Dans le contexte actuel, cet hommage revêt aussi un caractère symbolique. En écoutant la rediffusion de Macadam, j’ai été frappée de constater à quel point de tels espaces se font rares, au sein du petit écosystème médiatique québécois. Ces espaces où se rencontrent pertinence et éclectisme. Où on prend le temps de dire et faire les choses autrement, pour susciter des rencontres. Évidemment, sur les ondes de Radio-Canada, il y en a bien quelques-uns, encore. Mais je ne peux m’empêcher de me demander, non sans inquiétude : pour combien de temps? C’est aussi ce que je me demandais, en juin 2013, lorsqu’on faisait une croix sur Bande à part et ses 14 années à promouvoir la musique émergente et toute cette culture qui vit dans les marges. Je ne peux pas dire que mon inquiétude se soit dissipée depuis.

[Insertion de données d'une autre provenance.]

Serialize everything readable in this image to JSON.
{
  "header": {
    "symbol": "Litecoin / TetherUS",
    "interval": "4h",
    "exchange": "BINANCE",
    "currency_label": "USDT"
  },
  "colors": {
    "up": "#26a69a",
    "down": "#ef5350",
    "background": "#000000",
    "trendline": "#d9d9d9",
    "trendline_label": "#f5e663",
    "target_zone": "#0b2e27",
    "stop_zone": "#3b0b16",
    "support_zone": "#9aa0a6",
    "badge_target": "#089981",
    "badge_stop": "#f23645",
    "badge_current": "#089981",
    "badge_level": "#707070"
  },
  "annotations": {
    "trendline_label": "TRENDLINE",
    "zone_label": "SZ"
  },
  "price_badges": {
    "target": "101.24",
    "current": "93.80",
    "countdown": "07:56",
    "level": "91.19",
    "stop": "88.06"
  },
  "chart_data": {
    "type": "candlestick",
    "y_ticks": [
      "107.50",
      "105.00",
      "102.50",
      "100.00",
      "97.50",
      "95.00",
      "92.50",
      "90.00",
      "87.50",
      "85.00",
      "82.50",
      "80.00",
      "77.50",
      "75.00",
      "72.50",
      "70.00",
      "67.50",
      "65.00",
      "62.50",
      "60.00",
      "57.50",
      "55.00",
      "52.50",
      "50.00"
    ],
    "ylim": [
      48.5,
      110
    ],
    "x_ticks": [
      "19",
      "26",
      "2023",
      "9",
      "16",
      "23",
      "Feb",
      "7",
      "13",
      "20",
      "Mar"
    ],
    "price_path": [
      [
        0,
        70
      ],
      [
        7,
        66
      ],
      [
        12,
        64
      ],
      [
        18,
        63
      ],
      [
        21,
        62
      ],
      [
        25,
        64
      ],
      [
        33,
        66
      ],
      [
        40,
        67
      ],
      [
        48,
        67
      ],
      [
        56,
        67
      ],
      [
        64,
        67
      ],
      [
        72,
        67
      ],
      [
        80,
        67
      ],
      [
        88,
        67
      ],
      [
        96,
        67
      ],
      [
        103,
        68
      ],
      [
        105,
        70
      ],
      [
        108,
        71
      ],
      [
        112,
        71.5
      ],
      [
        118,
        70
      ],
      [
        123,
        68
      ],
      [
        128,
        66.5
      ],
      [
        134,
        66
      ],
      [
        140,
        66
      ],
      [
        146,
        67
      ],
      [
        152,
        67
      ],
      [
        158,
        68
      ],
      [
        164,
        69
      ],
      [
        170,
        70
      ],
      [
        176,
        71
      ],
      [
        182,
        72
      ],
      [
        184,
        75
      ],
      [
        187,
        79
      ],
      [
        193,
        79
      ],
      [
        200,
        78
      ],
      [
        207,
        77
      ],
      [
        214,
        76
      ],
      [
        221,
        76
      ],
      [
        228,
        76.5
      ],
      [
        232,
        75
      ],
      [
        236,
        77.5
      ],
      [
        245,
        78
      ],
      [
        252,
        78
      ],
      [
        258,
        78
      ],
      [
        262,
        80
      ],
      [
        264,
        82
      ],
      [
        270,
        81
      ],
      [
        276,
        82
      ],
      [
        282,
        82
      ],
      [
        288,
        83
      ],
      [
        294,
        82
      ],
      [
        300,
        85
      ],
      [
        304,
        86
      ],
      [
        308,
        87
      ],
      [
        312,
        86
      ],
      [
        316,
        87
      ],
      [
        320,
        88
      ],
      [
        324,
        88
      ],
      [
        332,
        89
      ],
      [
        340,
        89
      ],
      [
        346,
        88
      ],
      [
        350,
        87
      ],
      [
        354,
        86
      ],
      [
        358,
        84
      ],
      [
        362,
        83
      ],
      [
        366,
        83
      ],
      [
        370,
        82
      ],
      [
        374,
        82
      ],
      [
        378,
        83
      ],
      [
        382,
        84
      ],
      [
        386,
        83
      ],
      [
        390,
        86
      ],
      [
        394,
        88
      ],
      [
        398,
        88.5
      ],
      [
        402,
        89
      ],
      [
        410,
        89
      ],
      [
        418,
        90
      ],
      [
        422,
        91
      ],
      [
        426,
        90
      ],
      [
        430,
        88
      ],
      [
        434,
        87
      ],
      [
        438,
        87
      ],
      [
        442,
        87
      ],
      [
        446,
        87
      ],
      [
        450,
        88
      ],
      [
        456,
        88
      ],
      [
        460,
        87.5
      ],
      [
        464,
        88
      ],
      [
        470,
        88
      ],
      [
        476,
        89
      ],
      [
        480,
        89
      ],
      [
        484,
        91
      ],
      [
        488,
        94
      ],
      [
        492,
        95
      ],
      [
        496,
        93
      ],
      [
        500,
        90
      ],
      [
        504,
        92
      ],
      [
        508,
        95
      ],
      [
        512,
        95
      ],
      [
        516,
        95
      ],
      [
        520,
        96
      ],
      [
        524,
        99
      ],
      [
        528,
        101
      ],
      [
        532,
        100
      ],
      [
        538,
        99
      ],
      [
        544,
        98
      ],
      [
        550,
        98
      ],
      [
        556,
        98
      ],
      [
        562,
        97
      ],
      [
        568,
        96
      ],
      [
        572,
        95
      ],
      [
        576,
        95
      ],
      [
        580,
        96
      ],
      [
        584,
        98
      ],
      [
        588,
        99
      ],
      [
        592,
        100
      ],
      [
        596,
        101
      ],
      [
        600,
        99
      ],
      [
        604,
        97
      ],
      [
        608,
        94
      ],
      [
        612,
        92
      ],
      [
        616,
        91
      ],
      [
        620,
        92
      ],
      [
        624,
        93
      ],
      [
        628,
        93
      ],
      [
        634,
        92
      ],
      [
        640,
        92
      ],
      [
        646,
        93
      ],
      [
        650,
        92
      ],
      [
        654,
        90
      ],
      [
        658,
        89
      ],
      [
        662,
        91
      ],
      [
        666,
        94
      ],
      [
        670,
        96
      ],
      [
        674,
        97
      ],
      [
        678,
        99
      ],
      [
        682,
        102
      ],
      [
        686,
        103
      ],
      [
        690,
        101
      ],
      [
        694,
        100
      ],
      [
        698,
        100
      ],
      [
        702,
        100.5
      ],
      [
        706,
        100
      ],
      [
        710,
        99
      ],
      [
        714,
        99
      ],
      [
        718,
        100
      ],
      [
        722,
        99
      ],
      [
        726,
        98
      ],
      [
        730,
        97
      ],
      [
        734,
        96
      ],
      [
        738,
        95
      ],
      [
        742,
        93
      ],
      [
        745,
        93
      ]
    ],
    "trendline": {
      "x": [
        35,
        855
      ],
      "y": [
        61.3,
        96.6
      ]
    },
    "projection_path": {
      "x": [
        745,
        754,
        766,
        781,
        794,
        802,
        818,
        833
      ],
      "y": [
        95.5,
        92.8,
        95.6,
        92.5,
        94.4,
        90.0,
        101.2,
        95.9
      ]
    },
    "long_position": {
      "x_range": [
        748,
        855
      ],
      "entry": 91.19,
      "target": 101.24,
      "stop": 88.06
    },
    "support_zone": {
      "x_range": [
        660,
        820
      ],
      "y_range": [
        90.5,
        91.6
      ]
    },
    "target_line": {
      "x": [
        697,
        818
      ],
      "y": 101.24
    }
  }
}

Des sous, il n’y en plus pour l’originalité, sur les ondes publiques. C’est à peine s’il y en a encore assez pour répondre au minimum de ce qu’on attend d’un diffuseur public. Les artisans de Radio-Canada ont la ceinture tellement serrée qu’ils peuvent à peine respirer. Pourtant, ils doivent continuer à faire plus pour répondre aux impératifs de l’impitoyable marché de l’information et du divertissement. Le diffuseur doit rester « compétitif », puisque, dans un contexte où on fait paraître son existence suspecte, c’est bien le seul moyen de la justifier. Mais lorsqu’on doit faire plus avec (dramatiquement) moins, quand on s’esquinte à garder l’embarcation à flots, il n’y a plus de temps ni d’espace pour l’audace, la créativité et la différence.
On parle souvent de la nécessité politique d’un diffuseur public en santé. Nous avons cruellement besoin, surtout dans un contexte où la concentration de la presse est aussi marquée, d’un lieu où l’information peut échapper à la partisanerie et aux diktats de la rentabilité. Il y a quelques semaines à Tout le monde en parle, Alain Saulnier, ancien directeur général de l’information de Radio-Canada, rappelait par ailleurs que l’on doit également s’inquiéter de la proximité entre l’État et la direction de Radio-Canada. Au-delà des ressources qu’on lui octroie, l’indépendance du diffuseur public est elle aussi essentielle à sa santé.
Mais en écoutant Macadam, pour y revenir, je me disais qu’en plus de tout ça, il y a autre chose. On parle assez peu du rôle du diffuseur public comme espace où s’articule, se développe et diffuse ce qui nous définit, collectivement. Je parlais plus haut de « rencontre ». C’est bien de ça dont il s’agit : Radio-Canada comme point de rendez-vous, où on prend le temps de réfléchir, de discuter et de partager nos sensibilités, indépendamment de la tyrannie des cotes d’écoute, des parts de marché et des succès aux palmarès. Une institution qui contribue à l’enracinement de la culture ; et pas juste celle qui fait vendre des disques, des billets de cinéma et des best-sellers. Un lieu où on reconnaît plutôt que la culture dépasse le divertissement. En cela, et n’en déplaisent à certains, Radio-Canada est aussi un espace de résistance ; à la pensée superficielle, à l’infotainment, à la démagogie, à l’homogénéisation des produits culturels.
C’est aussi ça qu’on risque de perdre, à travers le saccage de Radio-Canada : un des derniers bastions où, dans les médias traditionnels, la sensibilité, l’intelligence, l’éloquence et l’originalité trouvent encore une place.
Ce midi, une grande marche pour la survie de Radio-Canada partira du Square Victoria, à Montréal. Venez donc faire un tour pour témoigner votre appui. Il y a gros à perdre.